Title: We Who Are About To...
Author: Joanna Russ
Published: Open Road, 2018 (1976)
Rating: 3 of 5
Page Count: 155
Total Page Count: 321,240
Text Number: 1129
Read Because: reading the author, borrowed from the Multnomah County Library
Review: A small group finds themselves stranded on an alien planet after an emergency landing, and the protagonist sees no outcome but death. This barren, lonely premise subverts the golden age SF trope of impossibly populated/accommodating alien planets—a premise which is now outdated, so the subversion has become less notable. But it's still comparably unalleviated: the protagonist's relationship with death and her long struggle to die hang over the work from its first line; it lengthens a short novel and alters the narrative voice in creative ways. The rest of this is less remarkable, with a near-future which, ironically, now feels outdated in golden age SF ways, and with social devolution to sexualized violence which isn't a caricature but does have a familiar, depressing predictability.


Title: Hexarchate Stories
Author: Yoon Ha Lee
Published: Solaris, 2019
Rating: 3 of 5
Page Count: 335
Total Page Count: 321,575
Text Number: 1130
Read Because: reading the series, borrowed from the Multnomah County Library
Review: This is the first collection I've read that contains flash fiction, and it just doesn't work for me: despite interesting premises or worldbuilding tidbits, they can't but be insubstantial they're so brief that attempts at meaningful endings often wind up hackneyed.

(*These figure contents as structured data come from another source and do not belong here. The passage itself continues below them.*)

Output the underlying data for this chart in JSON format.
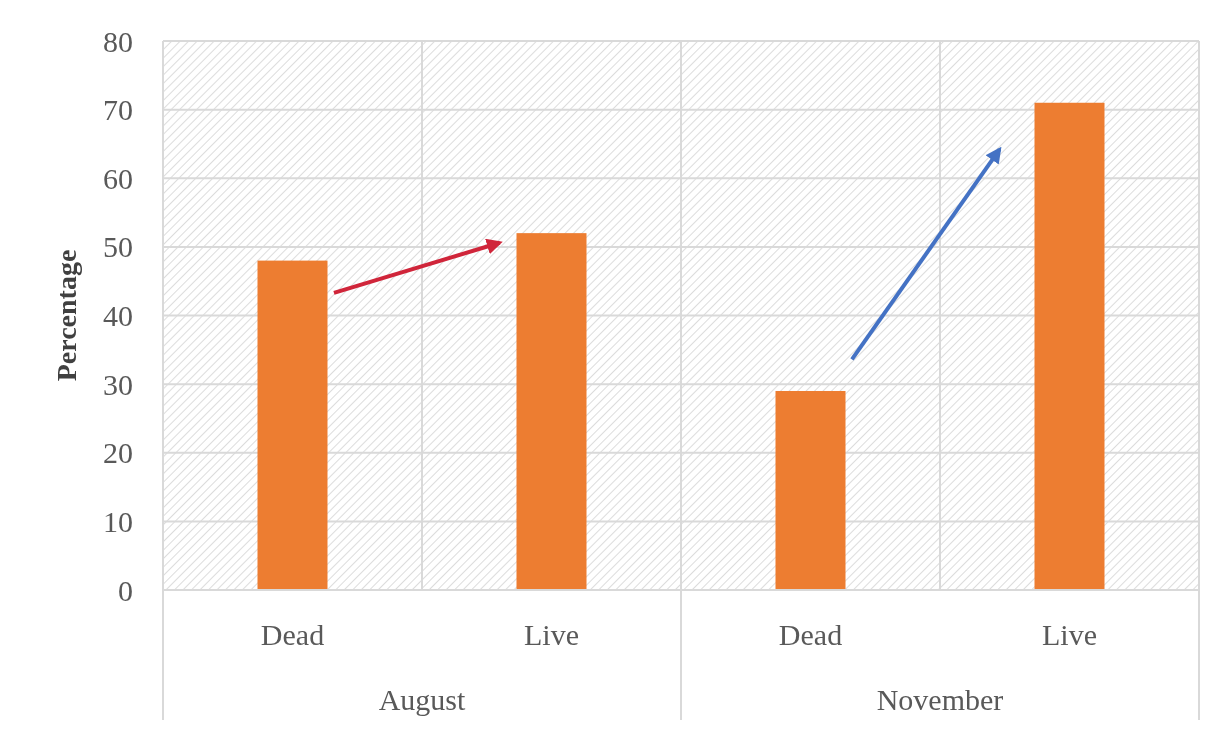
{
  "chart_data": {
    "type": "bar",
    "ylabel": "Percentage",
    "categories": [
      "Dead",
      "Live",
      "Dead",
      "Live"
    ],
    "values": [
      48,
      52,
      29,
      71
    ],
    "color": "#ed7d31",
    "ylim": [
      0,
      80
    ],
    "yticks": [
      0,
      10,
      20,
      30,
      40,
      50,
      60,
      70,
      80
    ],
    "grid": true,
    "annotations": [
      "August",
      "November"
    ]
  }
}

The saving grace is of course the longer pieces, all of which I like—particularly "Gloves" (not necessarily for being better, but for appealing to my id), "Battle of Candle Arc" (which doesn't, in retrospect, add a lot to the book series; but as something that was published first, it's intriguing and satisfying), and most notably Glass Cannon, a novella that follows up the book series. Like the flash fiction, the novella's ending makes a clumsy attempt to do much and be too profound, but it's fascinating how the character dynamics and particularly the speculative elements of the worldbuilding are distilled and intensified in short form—it's a compelling follow-up.